Par Aziz DAOUDA*
Nous sommes en pleine refonte du système scolaire à ce qu’il parait. Je n’ai pas souvenir qu’une refonte se soit faite et bien menée dans un climat délétère de tension, de grève, d’offense à l’autorité de l’Etat puisque finalement c’est de cela qu’il s’agit en ce moment. Les grèves à n’en plus finir, maintenues et perpétuées par des entités sans existences juridiques ni légalité institutionnelle, voilà qui pousse à une réflexion profonde nécessaire et urgente quant à l’avenir du climat social prédominant ou qui va prédominer à l’avenir. Une mutation importante s’opère devant nous en ce qui concerne la représentativité des travailleurs et salariés de tout bord. Mais là n’est pas le sujet.
Les grèves à répétition depuis trois mois et les propos parfois cohérents, parfois non de « professeurs grévistes » écoutés çà et là dans différents médias, les annonces à répétition du gouvernement, à chaque fois non suivi d’effet, laissent comprendre la profondeur du malaise et du mal-être des uns et des autres, mais pas des raisons derrière cette situation.

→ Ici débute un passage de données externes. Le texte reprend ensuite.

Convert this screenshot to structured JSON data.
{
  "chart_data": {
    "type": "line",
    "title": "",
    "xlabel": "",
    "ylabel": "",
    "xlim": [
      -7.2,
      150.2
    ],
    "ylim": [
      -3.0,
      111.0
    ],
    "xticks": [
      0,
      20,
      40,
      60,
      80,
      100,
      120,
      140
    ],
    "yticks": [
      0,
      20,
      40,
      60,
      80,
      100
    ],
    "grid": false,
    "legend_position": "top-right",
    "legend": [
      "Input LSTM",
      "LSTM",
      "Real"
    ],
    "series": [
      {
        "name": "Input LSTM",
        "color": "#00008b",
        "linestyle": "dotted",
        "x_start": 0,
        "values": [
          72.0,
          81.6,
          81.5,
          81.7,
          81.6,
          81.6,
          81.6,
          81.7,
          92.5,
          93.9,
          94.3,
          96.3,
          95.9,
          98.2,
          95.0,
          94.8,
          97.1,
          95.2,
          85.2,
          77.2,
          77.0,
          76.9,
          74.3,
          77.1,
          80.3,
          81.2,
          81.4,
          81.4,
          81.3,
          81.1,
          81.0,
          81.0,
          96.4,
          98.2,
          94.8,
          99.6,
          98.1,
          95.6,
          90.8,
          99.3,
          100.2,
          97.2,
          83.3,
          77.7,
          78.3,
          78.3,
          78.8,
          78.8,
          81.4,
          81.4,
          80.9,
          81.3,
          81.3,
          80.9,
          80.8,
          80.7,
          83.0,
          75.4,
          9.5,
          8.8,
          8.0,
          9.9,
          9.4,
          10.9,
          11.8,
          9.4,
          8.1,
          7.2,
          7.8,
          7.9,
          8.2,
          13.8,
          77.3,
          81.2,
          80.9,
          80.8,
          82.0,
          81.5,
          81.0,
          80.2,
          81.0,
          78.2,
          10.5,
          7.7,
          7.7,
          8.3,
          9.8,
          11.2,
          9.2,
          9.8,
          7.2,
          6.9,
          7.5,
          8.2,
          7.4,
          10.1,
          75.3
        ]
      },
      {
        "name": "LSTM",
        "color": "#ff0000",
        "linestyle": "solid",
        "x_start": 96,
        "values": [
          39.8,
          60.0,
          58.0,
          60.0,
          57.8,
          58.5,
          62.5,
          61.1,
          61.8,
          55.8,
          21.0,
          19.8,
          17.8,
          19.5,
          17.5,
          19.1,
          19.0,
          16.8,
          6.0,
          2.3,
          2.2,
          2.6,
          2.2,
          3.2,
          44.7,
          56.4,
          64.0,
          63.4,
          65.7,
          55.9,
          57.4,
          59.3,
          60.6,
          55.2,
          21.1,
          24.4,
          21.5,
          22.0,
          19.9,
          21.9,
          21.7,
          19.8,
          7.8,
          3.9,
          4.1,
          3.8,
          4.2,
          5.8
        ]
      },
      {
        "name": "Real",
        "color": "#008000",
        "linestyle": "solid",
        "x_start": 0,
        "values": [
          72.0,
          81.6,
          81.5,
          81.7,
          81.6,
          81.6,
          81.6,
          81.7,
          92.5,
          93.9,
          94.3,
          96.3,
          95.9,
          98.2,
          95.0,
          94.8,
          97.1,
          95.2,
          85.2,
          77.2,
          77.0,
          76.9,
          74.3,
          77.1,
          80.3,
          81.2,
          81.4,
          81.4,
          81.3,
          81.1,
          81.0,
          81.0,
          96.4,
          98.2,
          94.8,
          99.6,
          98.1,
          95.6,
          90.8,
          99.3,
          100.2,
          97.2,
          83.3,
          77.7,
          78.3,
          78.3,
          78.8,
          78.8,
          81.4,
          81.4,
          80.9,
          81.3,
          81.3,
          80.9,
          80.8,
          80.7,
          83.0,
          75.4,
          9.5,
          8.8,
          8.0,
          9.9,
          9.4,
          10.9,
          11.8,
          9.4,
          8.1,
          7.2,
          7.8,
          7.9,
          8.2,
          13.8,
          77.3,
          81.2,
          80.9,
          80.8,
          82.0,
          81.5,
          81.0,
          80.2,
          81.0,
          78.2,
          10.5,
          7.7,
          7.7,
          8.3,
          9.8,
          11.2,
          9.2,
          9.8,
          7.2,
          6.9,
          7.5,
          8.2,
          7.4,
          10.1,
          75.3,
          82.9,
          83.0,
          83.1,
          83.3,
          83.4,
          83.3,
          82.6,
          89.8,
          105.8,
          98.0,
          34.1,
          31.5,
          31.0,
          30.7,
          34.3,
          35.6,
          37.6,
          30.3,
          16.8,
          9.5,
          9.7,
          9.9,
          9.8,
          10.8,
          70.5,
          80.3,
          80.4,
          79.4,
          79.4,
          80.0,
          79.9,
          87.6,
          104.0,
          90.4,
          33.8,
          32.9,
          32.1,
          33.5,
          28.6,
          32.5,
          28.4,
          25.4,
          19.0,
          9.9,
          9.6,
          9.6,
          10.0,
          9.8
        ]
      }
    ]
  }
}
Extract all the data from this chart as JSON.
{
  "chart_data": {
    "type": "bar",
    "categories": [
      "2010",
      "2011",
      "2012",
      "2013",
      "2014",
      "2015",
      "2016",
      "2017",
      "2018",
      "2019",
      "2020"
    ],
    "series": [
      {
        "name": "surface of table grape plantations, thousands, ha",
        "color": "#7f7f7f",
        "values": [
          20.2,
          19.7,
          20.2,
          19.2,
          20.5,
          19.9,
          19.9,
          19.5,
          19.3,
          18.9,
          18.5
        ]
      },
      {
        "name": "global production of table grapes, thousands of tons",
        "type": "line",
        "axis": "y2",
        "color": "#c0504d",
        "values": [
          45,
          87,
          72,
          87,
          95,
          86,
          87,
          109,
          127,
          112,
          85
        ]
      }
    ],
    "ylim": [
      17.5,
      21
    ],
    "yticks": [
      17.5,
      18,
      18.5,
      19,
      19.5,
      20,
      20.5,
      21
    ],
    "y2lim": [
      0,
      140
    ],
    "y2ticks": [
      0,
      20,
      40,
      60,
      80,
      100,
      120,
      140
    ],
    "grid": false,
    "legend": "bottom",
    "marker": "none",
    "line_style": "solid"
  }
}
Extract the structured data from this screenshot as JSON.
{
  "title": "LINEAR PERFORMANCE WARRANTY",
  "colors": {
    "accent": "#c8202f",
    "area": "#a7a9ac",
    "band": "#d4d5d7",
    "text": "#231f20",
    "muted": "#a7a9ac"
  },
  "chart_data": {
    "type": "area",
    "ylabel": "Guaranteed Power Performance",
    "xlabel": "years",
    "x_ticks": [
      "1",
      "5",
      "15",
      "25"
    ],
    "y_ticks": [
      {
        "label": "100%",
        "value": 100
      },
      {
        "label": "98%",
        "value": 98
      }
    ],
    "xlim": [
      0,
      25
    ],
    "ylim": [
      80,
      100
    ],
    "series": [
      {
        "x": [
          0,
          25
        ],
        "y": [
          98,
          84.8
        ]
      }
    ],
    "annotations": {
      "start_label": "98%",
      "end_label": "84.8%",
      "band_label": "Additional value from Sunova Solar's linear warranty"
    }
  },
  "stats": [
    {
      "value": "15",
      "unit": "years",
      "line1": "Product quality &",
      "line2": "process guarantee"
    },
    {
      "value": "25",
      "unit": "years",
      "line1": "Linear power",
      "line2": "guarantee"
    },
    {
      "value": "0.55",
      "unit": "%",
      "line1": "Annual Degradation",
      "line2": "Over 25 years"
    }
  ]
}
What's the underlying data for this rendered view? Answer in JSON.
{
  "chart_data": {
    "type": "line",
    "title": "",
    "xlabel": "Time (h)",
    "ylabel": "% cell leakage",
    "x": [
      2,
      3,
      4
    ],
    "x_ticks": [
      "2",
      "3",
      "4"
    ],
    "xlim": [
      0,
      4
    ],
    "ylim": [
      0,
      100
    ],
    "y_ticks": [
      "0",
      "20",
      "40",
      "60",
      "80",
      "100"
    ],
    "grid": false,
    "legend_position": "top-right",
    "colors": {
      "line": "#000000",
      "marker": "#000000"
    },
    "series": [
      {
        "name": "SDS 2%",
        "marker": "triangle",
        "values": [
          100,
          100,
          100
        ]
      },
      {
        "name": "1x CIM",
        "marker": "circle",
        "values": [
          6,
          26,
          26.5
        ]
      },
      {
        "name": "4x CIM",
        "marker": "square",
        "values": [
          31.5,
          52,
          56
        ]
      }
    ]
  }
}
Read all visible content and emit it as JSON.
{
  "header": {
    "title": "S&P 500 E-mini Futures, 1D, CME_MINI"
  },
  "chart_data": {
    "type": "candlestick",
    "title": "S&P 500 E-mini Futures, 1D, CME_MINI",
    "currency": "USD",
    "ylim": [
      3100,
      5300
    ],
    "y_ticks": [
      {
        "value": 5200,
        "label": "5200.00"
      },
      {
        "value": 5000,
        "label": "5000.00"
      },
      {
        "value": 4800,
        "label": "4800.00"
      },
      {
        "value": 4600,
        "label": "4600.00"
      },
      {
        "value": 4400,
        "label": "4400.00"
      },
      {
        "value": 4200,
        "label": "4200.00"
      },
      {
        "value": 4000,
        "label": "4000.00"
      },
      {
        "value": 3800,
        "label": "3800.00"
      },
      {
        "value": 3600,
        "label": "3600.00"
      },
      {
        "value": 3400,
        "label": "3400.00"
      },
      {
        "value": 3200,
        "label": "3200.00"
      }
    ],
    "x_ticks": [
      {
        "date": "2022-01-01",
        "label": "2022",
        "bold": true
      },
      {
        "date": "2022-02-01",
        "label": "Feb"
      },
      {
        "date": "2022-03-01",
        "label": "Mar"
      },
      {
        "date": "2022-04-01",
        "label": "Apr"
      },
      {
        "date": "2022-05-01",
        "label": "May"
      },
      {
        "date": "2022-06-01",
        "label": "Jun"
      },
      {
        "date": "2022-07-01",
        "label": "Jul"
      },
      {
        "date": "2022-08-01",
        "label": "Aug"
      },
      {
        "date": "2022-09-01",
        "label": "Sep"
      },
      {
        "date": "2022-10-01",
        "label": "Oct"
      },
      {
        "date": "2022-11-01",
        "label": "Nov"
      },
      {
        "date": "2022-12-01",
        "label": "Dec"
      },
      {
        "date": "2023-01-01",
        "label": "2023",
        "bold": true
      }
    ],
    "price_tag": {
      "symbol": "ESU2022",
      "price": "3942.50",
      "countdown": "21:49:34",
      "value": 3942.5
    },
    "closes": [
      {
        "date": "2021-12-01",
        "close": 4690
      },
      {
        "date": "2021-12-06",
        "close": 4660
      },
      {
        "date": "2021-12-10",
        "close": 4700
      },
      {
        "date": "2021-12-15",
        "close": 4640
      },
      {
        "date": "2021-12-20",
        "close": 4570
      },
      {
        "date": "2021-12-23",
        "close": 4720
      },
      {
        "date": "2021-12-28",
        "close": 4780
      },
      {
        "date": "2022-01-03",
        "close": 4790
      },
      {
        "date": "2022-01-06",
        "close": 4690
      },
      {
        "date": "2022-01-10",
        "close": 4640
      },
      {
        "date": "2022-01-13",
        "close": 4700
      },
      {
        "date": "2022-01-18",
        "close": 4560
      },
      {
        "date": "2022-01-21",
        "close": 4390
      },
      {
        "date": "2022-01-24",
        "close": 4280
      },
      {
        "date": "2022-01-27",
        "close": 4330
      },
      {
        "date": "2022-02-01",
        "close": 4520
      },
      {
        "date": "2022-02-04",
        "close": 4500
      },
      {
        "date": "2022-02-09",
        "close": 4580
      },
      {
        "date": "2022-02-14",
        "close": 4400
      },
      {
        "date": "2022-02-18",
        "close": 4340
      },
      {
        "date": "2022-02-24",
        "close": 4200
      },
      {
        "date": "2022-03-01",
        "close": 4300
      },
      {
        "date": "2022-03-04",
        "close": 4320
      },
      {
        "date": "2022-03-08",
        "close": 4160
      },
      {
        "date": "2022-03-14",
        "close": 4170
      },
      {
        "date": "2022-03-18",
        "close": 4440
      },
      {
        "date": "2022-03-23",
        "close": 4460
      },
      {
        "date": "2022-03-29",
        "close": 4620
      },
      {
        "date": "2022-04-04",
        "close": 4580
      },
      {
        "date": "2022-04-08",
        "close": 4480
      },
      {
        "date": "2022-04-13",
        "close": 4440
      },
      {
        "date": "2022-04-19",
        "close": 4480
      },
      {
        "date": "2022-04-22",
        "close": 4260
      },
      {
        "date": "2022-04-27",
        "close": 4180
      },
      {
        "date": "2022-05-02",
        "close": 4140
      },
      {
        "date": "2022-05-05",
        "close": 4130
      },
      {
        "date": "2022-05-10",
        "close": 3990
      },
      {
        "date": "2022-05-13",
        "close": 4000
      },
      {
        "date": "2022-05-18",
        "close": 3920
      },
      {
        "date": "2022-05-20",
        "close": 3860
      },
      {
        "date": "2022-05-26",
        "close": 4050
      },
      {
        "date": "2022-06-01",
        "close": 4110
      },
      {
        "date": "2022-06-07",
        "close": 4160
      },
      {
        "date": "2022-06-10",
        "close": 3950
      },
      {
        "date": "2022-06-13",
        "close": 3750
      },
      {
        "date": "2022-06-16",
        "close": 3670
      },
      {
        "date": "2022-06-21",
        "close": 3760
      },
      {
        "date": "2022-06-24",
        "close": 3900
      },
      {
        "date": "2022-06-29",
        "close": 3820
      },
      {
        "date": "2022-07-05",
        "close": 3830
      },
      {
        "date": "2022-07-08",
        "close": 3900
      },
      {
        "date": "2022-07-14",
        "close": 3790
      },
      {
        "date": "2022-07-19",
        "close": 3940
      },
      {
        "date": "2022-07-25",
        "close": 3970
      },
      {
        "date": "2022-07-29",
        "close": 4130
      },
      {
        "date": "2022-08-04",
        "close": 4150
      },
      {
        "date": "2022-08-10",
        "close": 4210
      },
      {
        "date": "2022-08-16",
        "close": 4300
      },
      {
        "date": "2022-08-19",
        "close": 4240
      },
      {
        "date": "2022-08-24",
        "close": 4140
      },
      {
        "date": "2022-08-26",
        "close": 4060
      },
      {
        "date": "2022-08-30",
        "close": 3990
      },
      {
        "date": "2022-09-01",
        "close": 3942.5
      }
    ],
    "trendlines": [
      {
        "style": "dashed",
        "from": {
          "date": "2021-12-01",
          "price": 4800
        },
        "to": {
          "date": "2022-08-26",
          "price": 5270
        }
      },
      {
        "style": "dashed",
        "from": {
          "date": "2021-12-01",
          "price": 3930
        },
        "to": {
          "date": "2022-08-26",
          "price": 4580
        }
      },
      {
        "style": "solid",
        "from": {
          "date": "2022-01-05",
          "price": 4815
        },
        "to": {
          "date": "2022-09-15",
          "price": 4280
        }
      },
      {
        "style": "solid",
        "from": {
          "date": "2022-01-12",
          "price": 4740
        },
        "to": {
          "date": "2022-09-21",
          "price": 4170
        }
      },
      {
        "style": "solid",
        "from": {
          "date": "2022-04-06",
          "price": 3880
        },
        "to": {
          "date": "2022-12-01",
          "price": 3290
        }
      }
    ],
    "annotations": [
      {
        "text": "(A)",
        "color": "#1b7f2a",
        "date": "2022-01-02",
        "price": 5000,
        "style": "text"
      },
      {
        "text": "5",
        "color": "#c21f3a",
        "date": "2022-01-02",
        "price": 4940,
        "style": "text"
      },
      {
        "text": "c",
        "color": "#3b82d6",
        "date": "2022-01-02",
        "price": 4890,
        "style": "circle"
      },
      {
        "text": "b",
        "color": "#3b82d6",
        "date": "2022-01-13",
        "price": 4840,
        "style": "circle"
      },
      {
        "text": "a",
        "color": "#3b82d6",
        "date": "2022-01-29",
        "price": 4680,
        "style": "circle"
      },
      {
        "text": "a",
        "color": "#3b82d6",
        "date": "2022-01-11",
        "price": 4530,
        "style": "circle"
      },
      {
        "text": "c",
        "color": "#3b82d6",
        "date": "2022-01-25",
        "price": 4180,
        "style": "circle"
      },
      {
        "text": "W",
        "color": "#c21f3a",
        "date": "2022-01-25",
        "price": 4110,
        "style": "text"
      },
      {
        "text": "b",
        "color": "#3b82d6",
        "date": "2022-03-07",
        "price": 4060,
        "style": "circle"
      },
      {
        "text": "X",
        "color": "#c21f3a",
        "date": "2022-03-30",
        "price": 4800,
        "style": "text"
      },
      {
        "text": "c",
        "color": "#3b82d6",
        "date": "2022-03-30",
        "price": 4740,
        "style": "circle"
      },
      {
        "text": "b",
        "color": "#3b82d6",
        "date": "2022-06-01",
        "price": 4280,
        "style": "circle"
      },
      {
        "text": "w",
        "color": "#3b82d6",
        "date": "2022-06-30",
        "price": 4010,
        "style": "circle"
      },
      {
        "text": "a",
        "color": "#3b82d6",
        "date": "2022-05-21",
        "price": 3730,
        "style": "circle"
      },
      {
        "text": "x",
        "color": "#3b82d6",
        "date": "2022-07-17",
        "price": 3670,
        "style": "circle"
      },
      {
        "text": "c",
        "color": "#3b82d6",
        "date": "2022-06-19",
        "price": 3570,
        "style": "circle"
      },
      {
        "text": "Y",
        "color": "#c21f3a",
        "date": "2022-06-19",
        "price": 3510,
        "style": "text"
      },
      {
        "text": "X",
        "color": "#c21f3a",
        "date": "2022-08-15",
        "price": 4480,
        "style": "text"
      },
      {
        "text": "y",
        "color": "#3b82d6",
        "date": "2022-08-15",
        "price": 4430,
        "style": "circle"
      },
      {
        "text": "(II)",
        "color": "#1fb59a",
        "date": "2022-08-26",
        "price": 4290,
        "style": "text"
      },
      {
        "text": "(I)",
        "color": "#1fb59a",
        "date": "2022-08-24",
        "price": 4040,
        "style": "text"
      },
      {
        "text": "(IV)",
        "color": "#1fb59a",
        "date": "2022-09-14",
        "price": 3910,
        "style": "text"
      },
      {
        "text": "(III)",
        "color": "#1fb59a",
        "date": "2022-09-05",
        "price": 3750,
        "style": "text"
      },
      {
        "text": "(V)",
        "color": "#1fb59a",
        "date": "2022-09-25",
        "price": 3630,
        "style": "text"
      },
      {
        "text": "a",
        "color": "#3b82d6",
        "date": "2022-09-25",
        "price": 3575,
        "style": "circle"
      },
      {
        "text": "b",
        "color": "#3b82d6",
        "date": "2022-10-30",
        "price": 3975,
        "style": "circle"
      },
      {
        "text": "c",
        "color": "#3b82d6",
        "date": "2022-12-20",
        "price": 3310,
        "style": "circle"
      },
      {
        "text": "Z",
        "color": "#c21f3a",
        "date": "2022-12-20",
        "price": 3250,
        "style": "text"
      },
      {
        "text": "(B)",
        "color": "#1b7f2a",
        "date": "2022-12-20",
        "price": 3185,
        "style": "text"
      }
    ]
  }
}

Oui, les enseignants ne sont pas contents, oui le gouvernement répète à qui veut l’entendre qu’il comprend la colère des grévistes, qu’il est prêt à apporter des solutions et il en apporte et pourtant le malaise est persistant.
La question donc est de comprendre pourquoi le dialogue n’aboutit pas, pourquoi les revendications ne sont pas entendues et les solutions ou concessions du gouvernement ne sont pas acceptées.
S’agit-il de crise de posture ou de crise institutionnelle ?
Bien malin celui qui peut aujourd’hui trancher.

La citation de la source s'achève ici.